How much brighter can it truly be if a cold spell (admittedly a harsh one) can leave such a substantial dent in the economy’s recovery(like) processes? Here we are back in 2014 again, lamenting something like that year’s unusually severe Polar Vortex which “somehow” knocked the entire global economy sideways despite the claims, by most of the same people, it was already rip-roaring its way toward, “they” said, overheating.
Seriously, here we are with the cold weather nonsense all over again when, before 2008, economic commentary and meteorology had always related two separate, very distinct disciplines. I wrote back in April 2014 how ridiculous this was, how the attributed negative effects of that Polar Vortex weren’t attributed right at all (as the data for that period was coming in rough), they were a warning that 2014’s anticipated, fired-up economic take-off may have already been aborted:
An economy that is actually accelerating will show it conclusively across numerous and disparate economic accounts and estimates. And it will be fully insulated from snow and winter. A real recovery will not be bothered or interrupted because of a Polar Vortex, though it does offer very convenient cover to what is an obvious and durable downslope.
When the economy is really going, it just doesn’t have time to slow down for the weather or anything. And the period immediately following a recessionary trough is usually when this is the way it goes; at least historically. The post-2008 period has been curiously unusual in that fashion, too, which is why there have only been a series of “L”s rather than “V”s around the world.

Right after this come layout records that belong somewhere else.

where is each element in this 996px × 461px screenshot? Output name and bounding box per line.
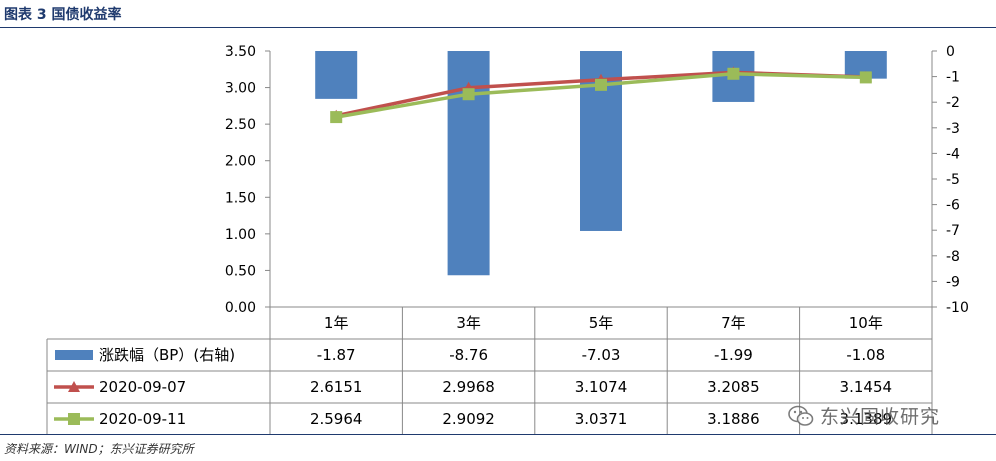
legend-label: 2020-09-11	[99, 410, 186, 428]
right-tick-label: -5	[946, 172, 960, 188]
point-marker-2020-09-11-3年	[462, 88, 475, 101]
data-value: 2.9092	[442, 410, 495, 428]
data-value: -7.03	[582, 346, 621, 364]
point-marker-2020-09-11-7年	[727, 67, 740, 80]
data-value: 3.2085	[707, 378, 760, 396]
right-tick-label: -7	[946, 223, 960, 239]
right-tick-label: -2	[946, 95, 960, 111]
data-value: 2.6151	[310, 378, 363, 396]
left-tick-label: 3.50	[225, 44, 256, 60]
category-label: 3年	[456, 314, 481, 332]
legend-key-marker	[68, 381, 80, 392]
right-tick-label: -10	[946, 300, 969, 316]
right-tick-label: -1	[946, 70, 960, 86]
right-tick-label: -8	[946, 249, 960, 265]
right-tick-label: -4	[946, 146, 960, 162]
bottom-rule	[0, 434, 996, 435]
left-tick-label: 3.00	[225, 81, 256, 97]
bar-change-1年	[315, 51, 358, 99]
chart: 3.50 3.00 2.50 2.00 1.50 1.00 0.50 0.00 0 -1 -2 -3 -…	[46, 44, 969, 434]
data-value: -1.99	[714, 346, 753, 364]
data-value: 3.0371	[575, 410, 628, 428]
legend-key-marker	[68, 413, 80, 425]
watermark-text: 东兴固收研究	[820, 406, 941, 428]
watermark: 东兴固收研究	[788, 402, 940, 429]
data-value: -1.87	[317, 346, 356, 364]
category-label: 5年	[589, 314, 614, 332]
data-value: -1.08	[846, 346, 885, 364]
data-value: 3.1454	[840, 378, 893, 396]
right-tick-label: -9	[946, 274, 960, 290]
legend-label: 涨跌幅（BP）(右轴)	[99, 346, 235, 364]
left-tick-label: 1.50	[225, 190, 256, 206]
point-marker-2020-09-11-10年	[859, 71, 872, 84]
top-rule	[0, 27, 996, 28]
category-label: 10年	[849, 314, 883, 332]
right-tick-label: -3	[946, 121, 960, 137]
point-marker-2020-09-11-1年	[330, 111, 343, 124]
left-tick-label: 2.00	[225, 154, 256, 170]
data-value: 3.1389	[840, 410, 893, 428]
category-label: 1年	[324, 314, 349, 332]
left-tick-label: 1.00	[225, 227, 256, 243]
left-tick-label: 2.50	[225, 117, 256, 133]
right-tick-label: 0	[946, 44, 955, 60]
wechat-icon	[788, 405, 814, 426]
source-note: 资料来源：WIND；东兴证券研究所	[4, 442, 194, 456]
point-marker-2020-09-11-5年	[595, 78, 607, 91]
data-value: 3.1886	[707, 410, 760, 428]
right-tick-label: -6	[946, 198, 960, 214]
legend-label: 2020-09-07	[99, 378, 186, 396]
figure-title: 图表 3 国债收益率	[4, 7, 122, 23]
legend-key-bar	[55, 350, 93, 360]
category-label: 7年	[721, 314, 746, 332]
data-value: -8.76	[449, 346, 488, 364]
data-value: 3.1074	[575, 378, 628, 396]
data-value: 2.9968	[442, 378, 495, 396]
left-tick-label: 0.00	[225, 300, 256, 316]
data-value: 2.5964	[310, 410, 363, 428]
left-tick-label: 0.50	[225, 263, 256, 279]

Because it has been a planetary result, it isn’t limited to the US economy which in sentiment seems one thing (robust, strong, awesomely supported by effective central bankers and stimulus checks) though in reality is entirely something else. Sentiment (and rhetoric) right now, like 2014, is sky high; all indications about the economy, also like 2014, is that it isn’t nearly there, not yet.

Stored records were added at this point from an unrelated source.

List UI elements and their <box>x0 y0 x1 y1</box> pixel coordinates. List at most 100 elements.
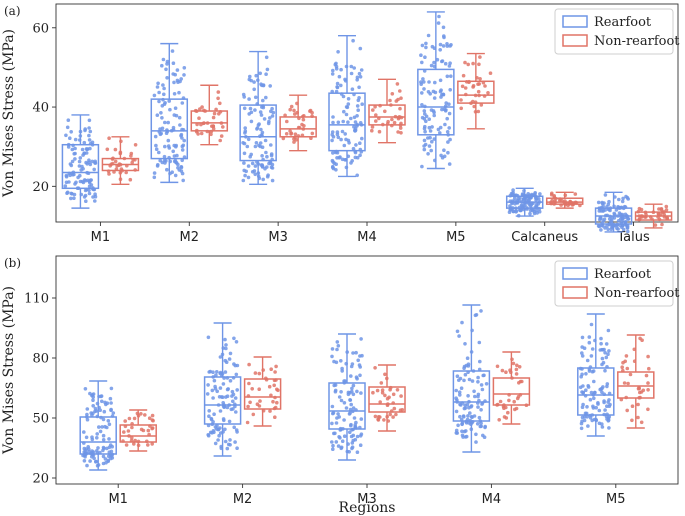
data-point <box>357 85 361 90</box>
data-point <box>175 153 179 158</box>
data-point <box>420 103 424 107</box>
data-point <box>275 387 279 392</box>
box-non-rearfoot-calcaneus <box>545 191 584 209</box>
data-point <box>213 425 218 429</box>
data-point <box>174 143 178 148</box>
data-point <box>438 131 442 135</box>
data-point <box>537 197 541 201</box>
data-point <box>462 378 466 383</box>
data-point <box>165 167 169 172</box>
data-point <box>331 443 335 448</box>
data-point <box>224 346 228 351</box>
x-tick-label: M4 <box>357 230 377 245</box>
data-point <box>625 408 629 413</box>
data-point <box>607 426 611 430</box>
data-point <box>211 396 215 400</box>
data-point <box>85 162 89 166</box>
data-point <box>82 140 87 145</box>
data-point <box>473 313 478 318</box>
data-point <box>420 115 425 120</box>
data-point <box>352 115 357 120</box>
data-point <box>247 77 252 82</box>
data-point <box>73 137 78 142</box>
data-point <box>429 148 434 153</box>
data-point <box>585 415 589 419</box>
box-rearfoot-talus <box>594 191 633 234</box>
data-point <box>479 309 483 313</box>
data-point <box>398 89 402 93</box>
data-point <box>440 92 444 97</box>
data-point <box>124 170 128 175</box>
data-point <box>646 407 650 412</box>
data-point <box>603 350 607 355</box>
data-point <box>242 106 247 111</box>
data-point <box>475 422 480 426</box>
data-point <box>225 446 230 451</box>
data-point <box>274 364 278 369</box>
data-point <box>227 419 232 424</box>
data-point <box>91 398 95 403</box>
data-point <box>351 38 355 43</box>
data-point <box>260 154 264 158</box>
data-point <box>180 158 184 163</box>
data-point <box>468 411 472 415</box>
data-point <box>357 71 362 76</box>
data-point <box>460 84 465 89</box>
data-point <box>87 118 92 123</box>
data-point <box>85 463 89 468</box>
data-point <box>445 130 450 134</box>
data-point <box>358 443 363 448</box>
data-point <box>270 114 275 118</box>
data-point <box>179 169 184 173</box>
data-point <box>355 389 359 394</box>
data-point <box>378 400 383 404</box>
data-point <box>621 227 626 232</box>
data-point <box>612 211 616 216</box>
data-point <box>460 429 464 434</box>
data-point <box>436 21 441 25</box>
box-iqr <box>457 80 495 104</box>
data-point <box>336 444 341 448</box>
data-point <box>398 126 403 130</box>
data-point <box>257 371 262 376</box>
data-point <box>511 361 516 366</box>
data-point <box>591 404 595 409</box>
data-point <box>260 165 265 169</box>
x-tick-label: M3 <box>268 230 288 245</box>
data-point <box>130 160 134 165</box>
data-point <box>355 155 360 160</box>
x-tick-label: M2 <box>233 492 253 507</box>
box-rearfoot-m1 <box>61 114 100 209</box>
data-point <box>638 390 642 395</box>
data-point <box>600 425 605 429</box>
data-point <box>165 62 169 66</box>
data-point <box>580 415 585 420</box>
data-point <box>500 368 505 373</box>
box-non-rearfoot-m4 <box>492 351 531 425</box>
data-point <box>160 116 164 120</box>
data-point <box>515 363 519 368</box>
data-point <box>596 402 600 406</box>
data-point <box>230 389 235 394</box>
data-point <box>176 80 180 84</box>
data-point <box>160 126 165 131</box>
box-iqr <box>617 371 655 399</box>
data-point <box>100 399 104 404</box>
data-point <box>626 229 630 234</box>
data-point <box>180 148 185 152</box>
data-point <box>427 117 432 121</box>
data-point <box>214 373 218 378</box>
data-point <box>445 116 450 121</box>
data-point <box>356 108 361 112</box>
data-point <box>332 161 337 165</box>
data-point <box>472 389 476 394</box>
data-point <box>330 354 334 359</box>
data-point <box>606 328 611 333</box>
data-point <box>625 225 630 230</box>
data-point <box>133 143 138 147</box>
data-point <box>388 412 393 417</box>
data-point <box>88 459 92 463</box>
data-point <box>216 438 220 442</box>
data-point <box>339 137 343 142</box>
box-iqr <box>328 92 366 152</box>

The most obvious and perhaps potently absurd example is provided by the smell of the German zoo (sorry, ZEW).
As has been the case since before COVID, all the way back to the ECB’s QE restart in September 2019, these observers in Germany keep thinking the world economy is on the cusp of firing on all cylinders while – at the very same time – confessing, month after month, year after year, how it isn’t happening nor does it appear even close at hand.
The ZEW’s sentiment index is supposed to be looking forward 6 months, except when the calendar eventually flips six times the economy ends up nowhere near the intended, expected hastening. This, too, is repeating post-2008 pattern of premature optimism unbacked by the underlying. I think it can get pretty cold in Germany, as well.
The world keeps being led around by “this time”; as in, this time it’ll all work and therefore work out (inflationary). Recognizing anyway the far harsher history where the last time (all the previous “this times”) it didn’t, optimism unlike true economic resiliency somehow always dips a bottomless reservoir of faith.
Even deep wells can freeze over.
Right now in 2021 is when that faith is supposed to be paying off, not in the next set of forward-looking distant hopes. Instead, another poignant stumble. Everything is allegedly going right, from vaccines to government reopening to government stipends to central bank accommodations, the whole ball of wax is supposedly lined up just perfectly.
If we’re talking the same sort of meteorology yet again in an economic context, what are we really talking about? Sentiment is great for DSGE models and media stories, but it hasn’t kept the economy warm enough when it’s really been needed.